Talk:Flow/Analytics

From mediawiki.org

Talk with Dan Andreescu 2014-11-05[edit]

There's one dashboard server in labs, limn1, easy to add another site to it.

Mobile Web team's report card is more automated that the editor-engagement hacks described on Flow/Analytics. Their repo analytics-limn-mobile-data defines the data generation and the report card web site presentation. We'll clone this for Flow. Some files here:

  • config.yaml names the graphs and their SQL file
    • If we just point to a CSV it's easy, if we want to tweak we have to point to a datasource.
  • edits-monthly-new-active.sql uses Jinja templating so the query is parameterized
  • generate.py is run by a cronjob on sta1003 to actually generate stats.
    • the SQL queries run against
      • databases hosted on analytics-store.eqiad.wmnet (replicated DB stuff, not just EeventLogging but e.g. enwiki revision tables.
      • databases hosted onx1-analytics-slave
    • We need to make sure that Flow's special DB cluster extension1 with flowdb on it is also accessible to this.
  • operations/puppet has limn config in modules/limn and manifests/misc/limn.pp

In development[edit]

There's no way to replicate the whole limn set up locally. Annoying, just run the sql on stat1003 and if it works commit it to flow-analytics repo and hope.

working on stat1003[edit]

Set up access to stat1003 (through bast1001.wikimedia.org) For mysql borrow ~milimetric/my.cnf.one-box

$ ssh stat1003.wikimedia.org
$ mysql --defaults-file=/home/milimetric/.my.cnf.one-box
mysql:research@analytics-store.eqiad.wmnet [(none)]> show databases

This has replication of all the wiki databases like enwiki (but not flowdb yet. Also log database has all the event logging tables corresponding to SchemaName_revision on metawiki.
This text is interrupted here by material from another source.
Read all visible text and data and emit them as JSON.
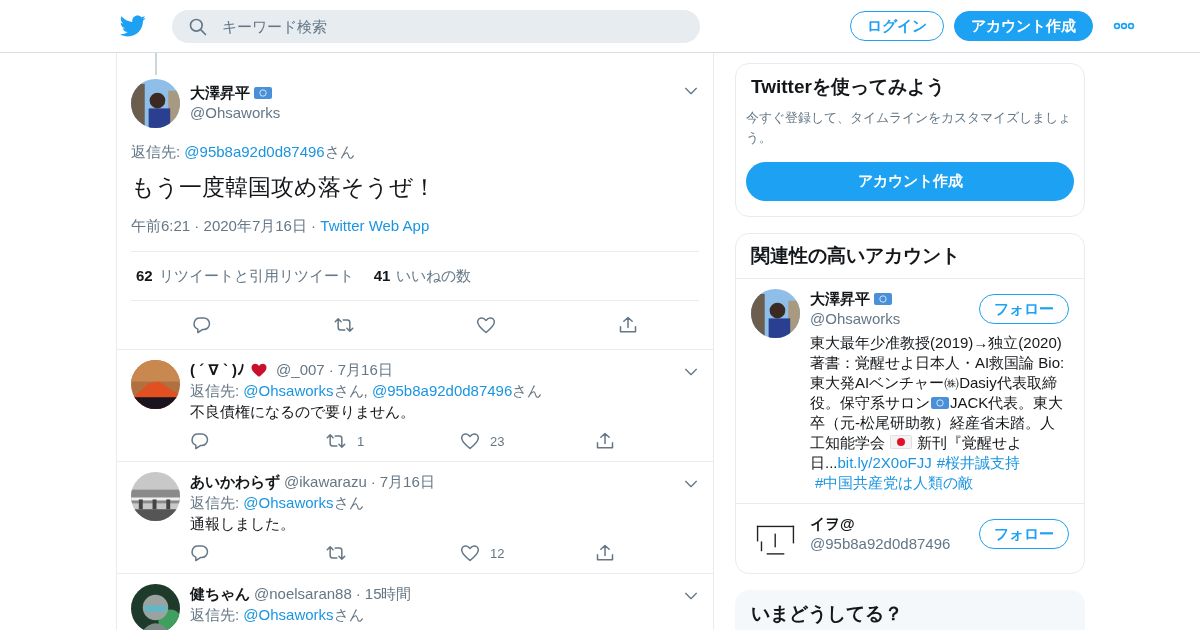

  • we'll need to add flowdb here, see ToDo.
mysql:research@analytics-store.eqiad.wmnet [(none)]> use log
Database changed
mysql:research@analytics-store.eqiad.wmnet [log]> show tables like 'echo%';
+-------------------------+
| Tables_in_log (echo%)   |
+-------------------------+
| EchoInteraction_5539940 |
| EchoInteraction_5782287 |
| EchoMail_5467650        |
| EchoPrefUpdate_5488876  |
| Echo_5285750            |
| Echo_5364744            |
| Echo_5423520            |
| Echo_6081131            |
| Echo_7572295            |
| Echo_7731316            |
+-------------------------+
10 rows in set (0.00 sec)

In production[edit]

  • make changes to our repo
  • +2 them
  • puppet runs, updates stat1003
  • next cron job should pick up the changes

Limn data generation[edit]

Limn data generation also runs on stat1003,

  • The repo code is checked out to /a/limn-mobile-data
  • /a/limn-mobile-data/generate.py create stuff in /a/limn-public-data/mobile/datafiles
  • the Limn log is /var/log/limn-mobile-data.log (we aren't in the stats group so we can't see it)
    • anything goes wrong, bother Dan.
  • whatever's in /a/limn-public-data/ gets rsync'd to http://datasets.wikimedia.org/limn-public-data

So we see the change a few hours later.

Help[edit]

  • milimetric on #wikimedia-analytics connect, also mforns and nuria

To do[edit]

  • Dan create a new repo cloned from mobile analytics, but with a flow folder in place of mobile.
    • So we think we would put our query definitions and stuff in a here.
  • Dan set up a separate repository for our Flow reportcard that points to our virtual host and runs Flow's generate.py from a cron job
  • Dan set up a puppet change to set up the new flow-reportcard.wmflabs.org (a reportcard can have multiple dashboards). Limn1 has a
  • ErikB will give Dan the DB details for Flow: flowdb on extension1
  • everyone make RT request for stat1003
  • Dan Andreescu will give us access to limn1.
    • Mattflaschen
    • spage
    • Add your labs login here (the think in wikitech instance)